Sometimes clients come in to my office with a set notion of what they want to explore with me but get lost in the content, such as the details of a specific fight with their partner. I watch how they unpack what surrounds the content to understand their specific meaning-making. Those moments when one of us (usually the clients toward each other, or me toward the client) leans in to check out an observation, the contact can be visceral - a felt experience for both the speaker and listener. Besides what's emoted - a heavy sigh of relief, head bobbing, teary eyes - the room actually feels safer, more comfortable, like the proverbial elephant was a balloon that popped. All the tension it took to hold back dissipates.
Couples who feel like they often fight without making repairs or avoid fighting may be battling in content without making contact (I discuss the contact cycle in my next blog). They don't get to the place of meaning-making, which takes listening to the other's story and feeling the impact. They don't get to a place where they accept influence because they are too heady, deciding if they agree or not with the content. In the merry-go-round of content, the tension never fully dissipates.

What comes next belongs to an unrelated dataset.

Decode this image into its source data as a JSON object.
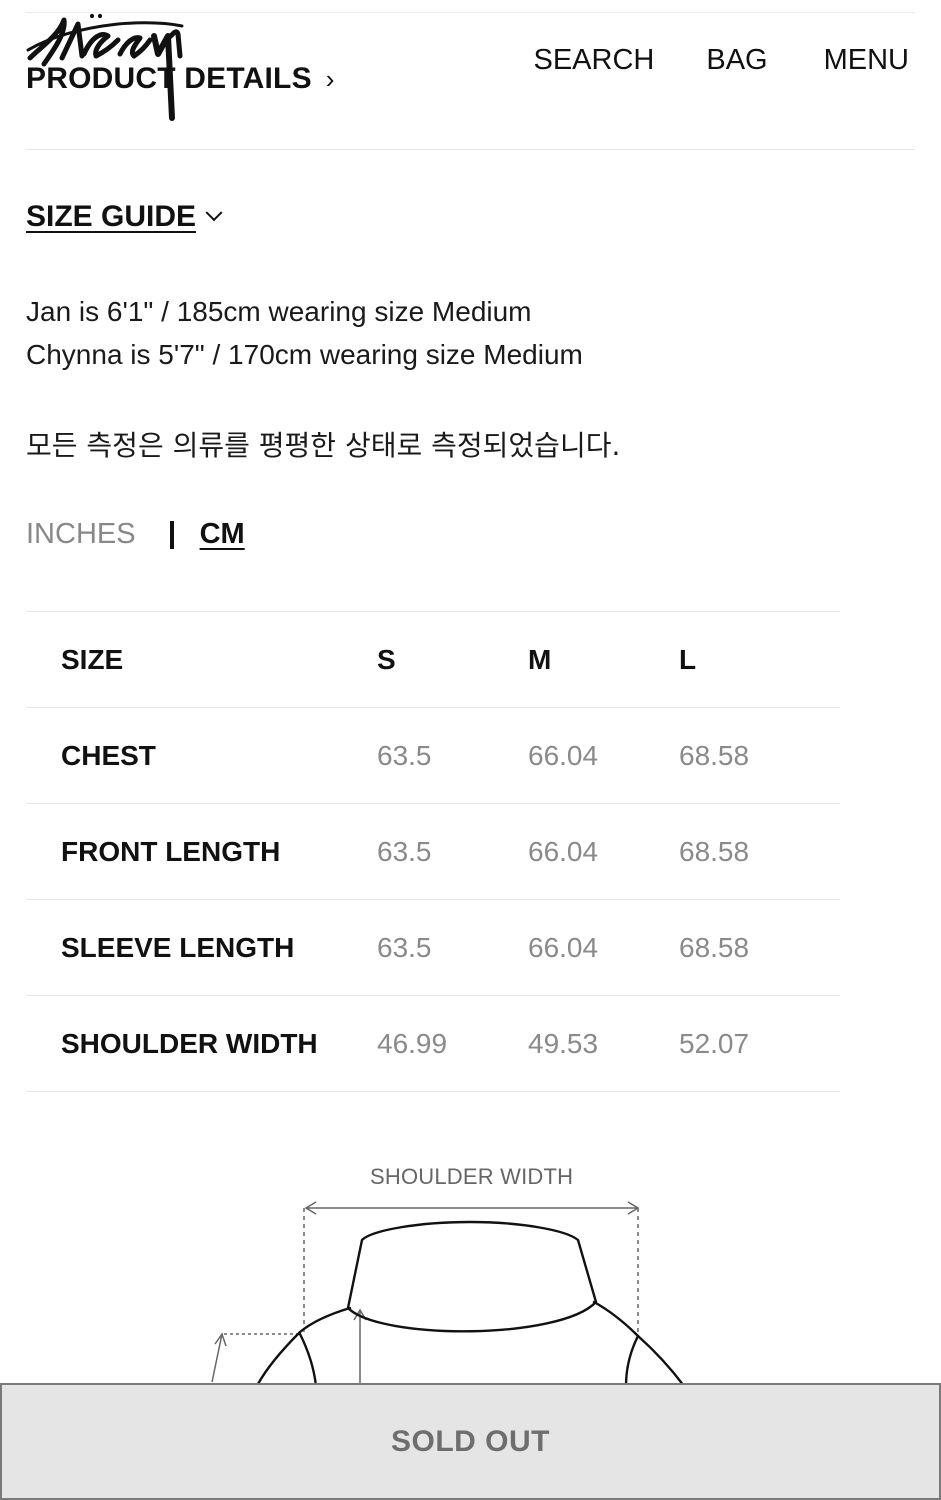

It makes sense that we go into cognitions rather than feelings when we see a problem. That's how we problem-solve malfunctioning appliances, variegated schedules, or what to eat for dinner. Sometimes cognition is all that's needed. However, conflict between individuals is usually steeped in an emotional undercurrent of needs, hopes and desires. Unfortunately, we're rarely taught how to show anger with vulnerability, frustration with connectedness, or really and kind of difference with empathy rather than defensiveness. Yet, these processes that support contact are more equipped to help dissipate conflict than sticking with the content.

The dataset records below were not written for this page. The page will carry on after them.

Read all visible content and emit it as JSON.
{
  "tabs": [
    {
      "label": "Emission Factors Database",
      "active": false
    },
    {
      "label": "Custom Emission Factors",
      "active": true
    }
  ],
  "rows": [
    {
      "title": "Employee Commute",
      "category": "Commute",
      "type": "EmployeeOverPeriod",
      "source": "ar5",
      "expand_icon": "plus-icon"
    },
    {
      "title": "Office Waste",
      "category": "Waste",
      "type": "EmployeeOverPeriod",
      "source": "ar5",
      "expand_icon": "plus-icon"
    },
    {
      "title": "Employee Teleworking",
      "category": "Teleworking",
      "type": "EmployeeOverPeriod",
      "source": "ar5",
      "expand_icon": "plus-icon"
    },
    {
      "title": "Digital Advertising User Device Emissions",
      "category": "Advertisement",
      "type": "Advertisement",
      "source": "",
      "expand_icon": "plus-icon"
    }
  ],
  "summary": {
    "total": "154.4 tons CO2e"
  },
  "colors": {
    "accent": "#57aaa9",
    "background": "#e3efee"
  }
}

This is not to say content doesn't matter. It does. Our news is content. That's why what's in the room is sometimes the world, and all the problems that we feel we can't repair. We can carry these worries within us and within our relationships. This is especially so when there's weeks upon weeks of brutality, loss, and injustice documented in the news and social media. We all feel these things on some level, from panic to grief and numbness. And the closer it hits home, the deeper it's felt. It's felt in the bones of folks marginalized by inequality - they don't get a break as they move through the world near-constantly aware of such things.
Dedication to showing up in the room can fundamentally shift relationships, AND some level of safety is necessary to be able to show up. An environment feels safe if we let it know what we need and it responds in kind. If it doesn't, we learn to protect ourselves. This is the organism-environment interdependence of contact. Being aware of our choice in contact is critical, personal, and ever-changing because both who we are and where we are is ever-changing.